O centro político ficou arrasado e a ‘ultraderecha’ está em máximos, tal como o independentismo catalão. Águas difíceis de navegar, mas o passado de Sánchez prova que o líder do PSOE tem a flexibilidade necessária para sobreviver a intempéries. Resta saber a que preço e durante quanto tempo.

Em menos de 48 horas, o Partido Socialista Obreiro Espanhol (PSOE) e o Unidas Podemos (UP), no extremo esquerdo do espectro partidário, conseguiram o que fora impossível nos seis meses anteriores: celebrar um acordo para a formação de governo. Após meio ano de acrimónias, acusações mútuas, e divergências programáticas e ideológicas tidas como insanáveis, na terça-feira os dois partidos firmaram um compromisso do qual sairá um Executivo que Pedro Sánchez, secretário-geral socialista, classificou de “rotundamente progressista”.

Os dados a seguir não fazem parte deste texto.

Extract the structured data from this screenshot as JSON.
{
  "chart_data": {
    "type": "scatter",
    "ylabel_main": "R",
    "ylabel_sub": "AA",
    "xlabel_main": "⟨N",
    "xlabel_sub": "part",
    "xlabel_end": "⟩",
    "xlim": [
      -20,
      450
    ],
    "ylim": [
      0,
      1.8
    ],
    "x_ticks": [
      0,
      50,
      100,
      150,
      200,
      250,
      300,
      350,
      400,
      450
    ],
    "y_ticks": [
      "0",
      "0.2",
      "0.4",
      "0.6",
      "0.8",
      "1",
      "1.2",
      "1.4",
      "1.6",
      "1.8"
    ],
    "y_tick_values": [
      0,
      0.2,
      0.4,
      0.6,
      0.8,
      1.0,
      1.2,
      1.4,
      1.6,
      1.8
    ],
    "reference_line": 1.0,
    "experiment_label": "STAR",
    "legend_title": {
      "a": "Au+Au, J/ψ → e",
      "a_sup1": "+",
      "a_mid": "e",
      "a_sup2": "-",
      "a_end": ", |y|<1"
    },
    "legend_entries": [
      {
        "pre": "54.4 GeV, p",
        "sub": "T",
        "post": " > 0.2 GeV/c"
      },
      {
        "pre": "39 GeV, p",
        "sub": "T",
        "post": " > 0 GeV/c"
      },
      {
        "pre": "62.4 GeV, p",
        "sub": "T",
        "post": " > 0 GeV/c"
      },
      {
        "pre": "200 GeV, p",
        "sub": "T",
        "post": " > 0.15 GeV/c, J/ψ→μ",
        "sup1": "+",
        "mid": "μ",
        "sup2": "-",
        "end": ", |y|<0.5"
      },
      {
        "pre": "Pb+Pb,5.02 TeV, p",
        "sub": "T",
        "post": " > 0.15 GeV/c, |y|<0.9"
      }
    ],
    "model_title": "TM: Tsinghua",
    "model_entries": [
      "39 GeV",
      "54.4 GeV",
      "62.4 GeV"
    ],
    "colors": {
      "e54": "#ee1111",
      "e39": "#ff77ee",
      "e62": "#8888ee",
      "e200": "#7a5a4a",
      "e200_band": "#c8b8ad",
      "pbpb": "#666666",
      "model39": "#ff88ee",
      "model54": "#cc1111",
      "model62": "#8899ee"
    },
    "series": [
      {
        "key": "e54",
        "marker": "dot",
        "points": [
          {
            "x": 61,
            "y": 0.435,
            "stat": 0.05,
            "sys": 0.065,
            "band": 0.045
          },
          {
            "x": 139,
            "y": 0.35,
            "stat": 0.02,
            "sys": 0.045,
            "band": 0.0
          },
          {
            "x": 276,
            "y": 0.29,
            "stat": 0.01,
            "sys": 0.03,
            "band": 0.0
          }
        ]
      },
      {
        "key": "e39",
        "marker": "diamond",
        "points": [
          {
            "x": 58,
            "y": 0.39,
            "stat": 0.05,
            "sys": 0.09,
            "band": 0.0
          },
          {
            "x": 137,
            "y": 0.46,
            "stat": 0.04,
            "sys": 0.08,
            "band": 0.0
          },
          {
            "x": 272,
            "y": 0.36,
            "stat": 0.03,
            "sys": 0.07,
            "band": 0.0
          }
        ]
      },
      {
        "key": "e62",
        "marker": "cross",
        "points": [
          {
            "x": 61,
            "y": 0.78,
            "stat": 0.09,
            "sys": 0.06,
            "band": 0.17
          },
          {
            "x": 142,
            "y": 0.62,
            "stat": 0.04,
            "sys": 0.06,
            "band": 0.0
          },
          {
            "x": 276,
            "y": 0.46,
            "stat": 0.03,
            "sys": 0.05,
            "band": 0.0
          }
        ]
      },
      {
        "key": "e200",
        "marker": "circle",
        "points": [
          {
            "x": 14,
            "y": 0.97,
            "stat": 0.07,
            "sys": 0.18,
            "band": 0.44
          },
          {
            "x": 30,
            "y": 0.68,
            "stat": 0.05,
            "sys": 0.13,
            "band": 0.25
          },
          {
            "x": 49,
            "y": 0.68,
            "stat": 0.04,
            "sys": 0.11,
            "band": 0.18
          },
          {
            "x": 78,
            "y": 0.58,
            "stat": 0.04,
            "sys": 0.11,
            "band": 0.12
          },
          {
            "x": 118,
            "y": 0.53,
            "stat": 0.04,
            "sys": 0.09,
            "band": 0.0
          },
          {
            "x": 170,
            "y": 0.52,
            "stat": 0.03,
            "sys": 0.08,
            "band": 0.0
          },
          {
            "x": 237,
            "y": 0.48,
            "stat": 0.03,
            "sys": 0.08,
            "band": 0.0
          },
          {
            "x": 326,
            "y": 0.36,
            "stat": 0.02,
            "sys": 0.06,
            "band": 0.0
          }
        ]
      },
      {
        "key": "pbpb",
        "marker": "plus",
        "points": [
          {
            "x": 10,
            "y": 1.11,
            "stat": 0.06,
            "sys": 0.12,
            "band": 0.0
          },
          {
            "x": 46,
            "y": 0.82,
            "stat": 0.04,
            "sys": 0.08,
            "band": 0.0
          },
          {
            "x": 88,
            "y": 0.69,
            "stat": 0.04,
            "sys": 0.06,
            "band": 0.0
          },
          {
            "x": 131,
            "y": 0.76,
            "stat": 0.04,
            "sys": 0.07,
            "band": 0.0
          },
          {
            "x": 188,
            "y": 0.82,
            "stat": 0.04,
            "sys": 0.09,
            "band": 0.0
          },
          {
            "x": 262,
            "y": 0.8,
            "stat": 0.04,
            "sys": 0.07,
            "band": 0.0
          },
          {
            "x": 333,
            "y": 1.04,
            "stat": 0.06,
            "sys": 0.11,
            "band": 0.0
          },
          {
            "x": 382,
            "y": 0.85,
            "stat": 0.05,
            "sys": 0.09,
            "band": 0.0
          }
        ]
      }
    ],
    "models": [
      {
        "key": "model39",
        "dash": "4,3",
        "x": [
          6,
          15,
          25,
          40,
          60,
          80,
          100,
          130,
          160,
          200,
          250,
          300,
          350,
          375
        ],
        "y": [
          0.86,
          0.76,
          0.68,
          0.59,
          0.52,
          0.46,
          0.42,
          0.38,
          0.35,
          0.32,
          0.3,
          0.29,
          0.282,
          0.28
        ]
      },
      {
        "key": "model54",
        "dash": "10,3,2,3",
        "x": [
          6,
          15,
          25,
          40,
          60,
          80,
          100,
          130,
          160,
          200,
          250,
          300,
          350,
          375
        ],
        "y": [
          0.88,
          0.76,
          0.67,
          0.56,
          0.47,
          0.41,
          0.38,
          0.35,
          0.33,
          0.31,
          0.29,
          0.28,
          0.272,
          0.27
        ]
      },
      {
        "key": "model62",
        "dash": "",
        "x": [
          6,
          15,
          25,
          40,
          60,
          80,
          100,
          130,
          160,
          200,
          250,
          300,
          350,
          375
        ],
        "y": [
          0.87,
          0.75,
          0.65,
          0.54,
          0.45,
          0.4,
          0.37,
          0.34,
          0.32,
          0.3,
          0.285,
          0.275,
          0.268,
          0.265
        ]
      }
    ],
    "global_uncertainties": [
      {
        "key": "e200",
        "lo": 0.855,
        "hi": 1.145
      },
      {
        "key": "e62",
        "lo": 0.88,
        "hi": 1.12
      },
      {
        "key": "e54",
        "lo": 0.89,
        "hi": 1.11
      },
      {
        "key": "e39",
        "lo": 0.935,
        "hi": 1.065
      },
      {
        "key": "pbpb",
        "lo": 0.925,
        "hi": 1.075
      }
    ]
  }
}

Na base do acordo está o sentido de urgência incutido por dois factores resultantes das eleições legislativas realizadas no último domingo. Primeiro, o retrocesso da esquerda. O conjunto dos partidos de esquerda de âmbito nacional passou de 165 deputados para 158. O PSOE foi o mais votado, mas perdeu três deputados e 750 mil votos, sendo o segundo partido que mais eleitores perdeu – apenas superado na sangria eleitoral pela hecatombe sofrida pelo Ciudadanos (Cs), do centro-direita.

O Unidas Podemos (UP) manteve-se a quarta força política nacional, apesar de ter perdido sete mandatos. O Más País (MP), um partido novo que resulta em grande medida de uma cisão no UP, obteve somente três deputados, um número aquém das expectativas. Feitas as contas, a esquerda estava a 11 deputados da maioria absoluta e no domingo ficou a 18. A manutenção de um bloqueio que obrigasse a novas eleições poderia agravar esta tendência de recuo.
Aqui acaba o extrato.